Im Dora Nginza Hospital gibt es 1000 Geburten im Monat

Im Juni 2006 war es dann soweit - Claudia Handtrack fing in Port Elizabeth am Dora Nginza Hospital in der Abteilung für Gynäkologie und Geburtshilfe an, wo sie schon im "PJ" war. Sie wollte nur ein Jahr bleiben, hatte die deutsche Stelle behalten. Nebenher schrieb sie ihre Dissertation (summa cum laude) und wollte sich eine akademische Karriere offen halten. Inzwischen ist sie am Livingstone Hospital in der Chirurgie. Handtrack ist nicht sicher, ob sie ganz hier bleiben möchte. "Man bleibt Fremde und lernt viele Sachen in Deutschland doch ganz anders schätzen."

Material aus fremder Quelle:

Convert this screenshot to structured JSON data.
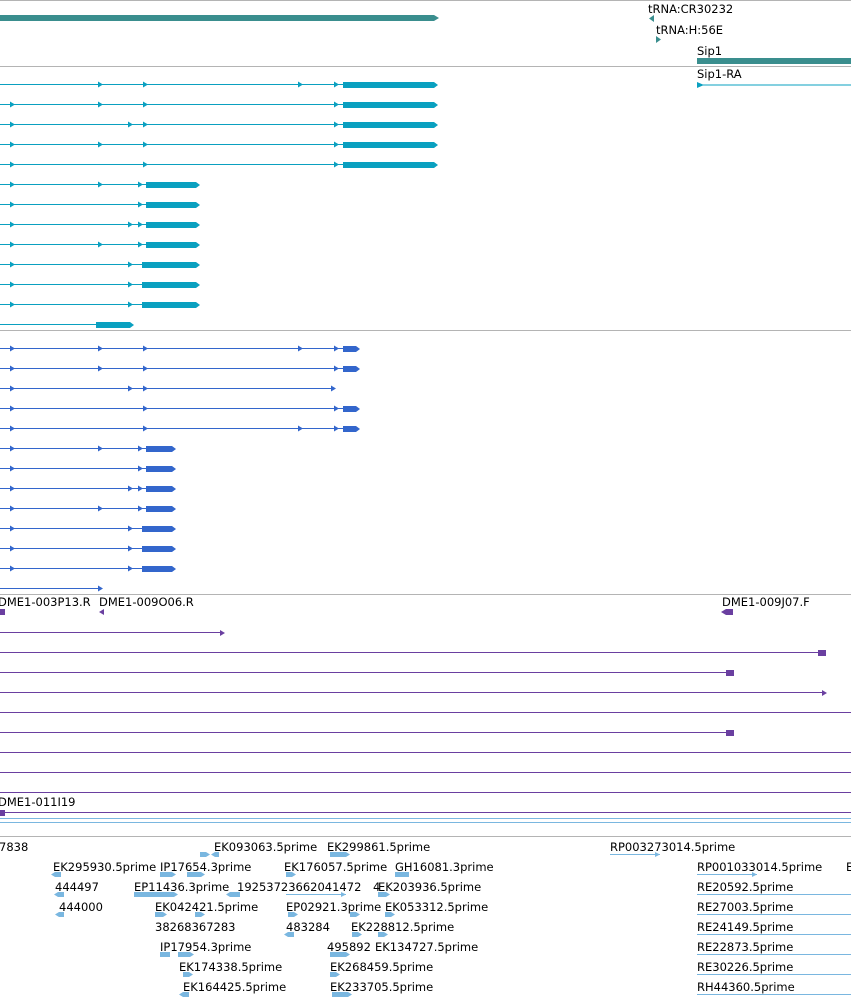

Dennoch kritisiert sie den deutschen Klinik-Alltag heftig. Es werde zu viel mit aufwendiger Technik untersucht. "Ich bin kein Cowboy, das Wohl der Patienten steht für mich an höchster Stelle", stellt sie unmißverständlich klar. "Aber ich bin eben Ärztin, kein Ingenieur oder Verwaltungsbeamter. In Deutschland darf nichts passieren, niemand sterben und wenn doch, dann war irgendjemand schuld. Es ist nicht mehr akzeptiert, dass manche Krankheiten zum Tod führen und dass der Mensch eine begrenzte Lebensspanne hat."

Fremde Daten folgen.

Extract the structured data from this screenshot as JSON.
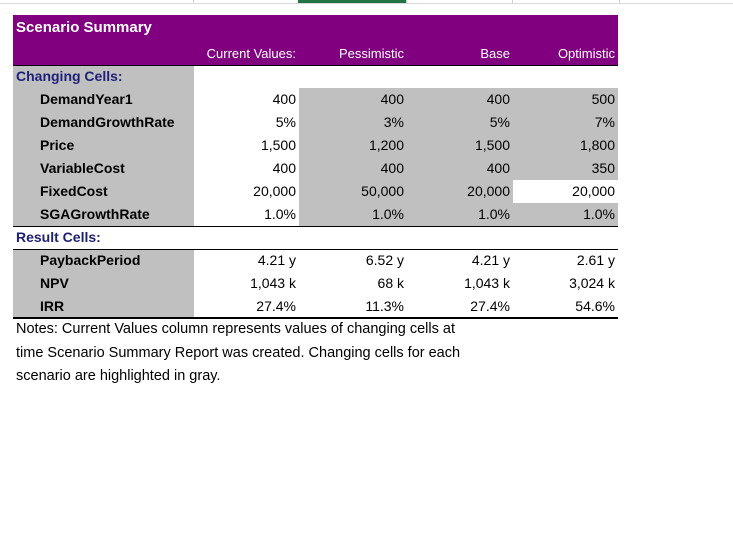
{
  "title": "Scenario Summary",
  "columns": [
    "Current Values:",
    "Pessimistic",
    "Base",
    "Optimistic"
  ],
  "sections": {
    "changing_label": "Changing Cells:",
    "result_label": "Result Cells:"
  },
  "changing_rows": [
    {
      "label": "DemandYear1",
      "values": [
        "400",
        "400",
        "400",
        "500"
      ]
    },
    {
      "label": "DemandGrowthRate",
      "values": [
        "5%",
        "3%",
        "5%",
        "7%"
      ]
    },
    {
      "label": "Price",
      "values": [
        "1,500",
        "1,200",
        "1,500",
        "1,800"
      ]
    },
    {
      "label": "VariableCost",
      "values": [
        "400",
        "400",
        "400",
        "350"
      ]
    },
    {
      "label": "FixedCost",
      "values": [
        "20,000",
        "50,000",
        "20,000",
        "20,000"
      ]
    },
    {
      "label": "SGAGrowthRate",
      "values": [
        "1.0%",
        "1.0%",
        "1.0%",
        "1.0%"
      ]
    }
  ],
  "result_rows": [
    {
      "label": "PaybackPeriod",
      "values": [
        "4.21 y",
        "6.52 y",
        "4.21 y",
        "2.61 y"
      ]
    },
    {
      "label": "NPV",
      "values": [
        "1,043 k",
        "68 k",
        "1,043 k",
        "3,024 k"
      ]
    },
    {
      "label": "IRR",
      "values": [
        "27.4%",
        "11.3%",
        "27.4%",
        "54.6%"
      ]
    }
  ],
  "notes": [
    "Notes:  Current Values column represents values of changing cells at",
    "time Scenario Summary Report was created.  Changing cells for each",
    "scenario are highlighted in gray."
  ],
  "colors": {
    "header_purple": "#800080",
    "highlight_gray": "#c0c0c0",
    "section_text": "#1f1f7a"
  }
}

Den Einwand, dass ahnungslose europäische Ärzte in Südafrika Patienten als Versuchsobjekt benutzen, findet Claudia Handtrack nicht berechtigt. "Die Leute sind hier so krank, die medizinische Versorgung ist so lückenhaft, dass jeder Handgriff besser ist als nichts zu machen." Sie berichtet von "unheimlicher Arbeitslast" in Port Elizabeth. Während große deutsche Kliniken 1500 Geburten im Jahr haben, zählt das Dora Nginza Hospital 1000 Geburten pro Monat.

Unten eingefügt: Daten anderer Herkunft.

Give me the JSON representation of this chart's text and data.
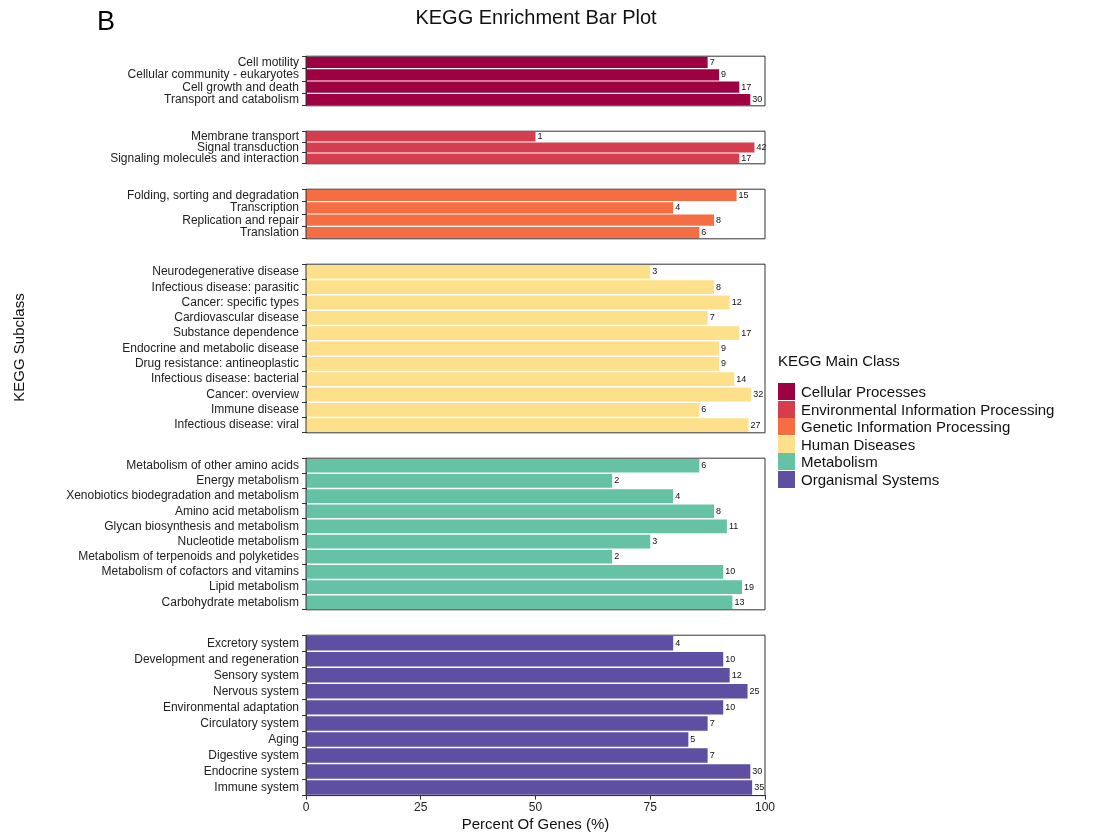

Oft gebe es so viele Geburten gleichzeitig, dass keine Zeit ist, die Kinder auf die Pflegestation zu bringen. Bis zu vier von ihnen werden dann in einen Inkubator gelegt, bis jemand sie versorgt. "Ich habe in anderthalb Jahren 850 Sektios operiert, unzählige ektope Schwangerschaften, habe Zangen- und Vakuumgeburten, Steißlagen entbunden. Das macht einfach Spaß. Man sieht viel, lernt viel, macht viel und kann viel. Das ist ein schönes Gefühl."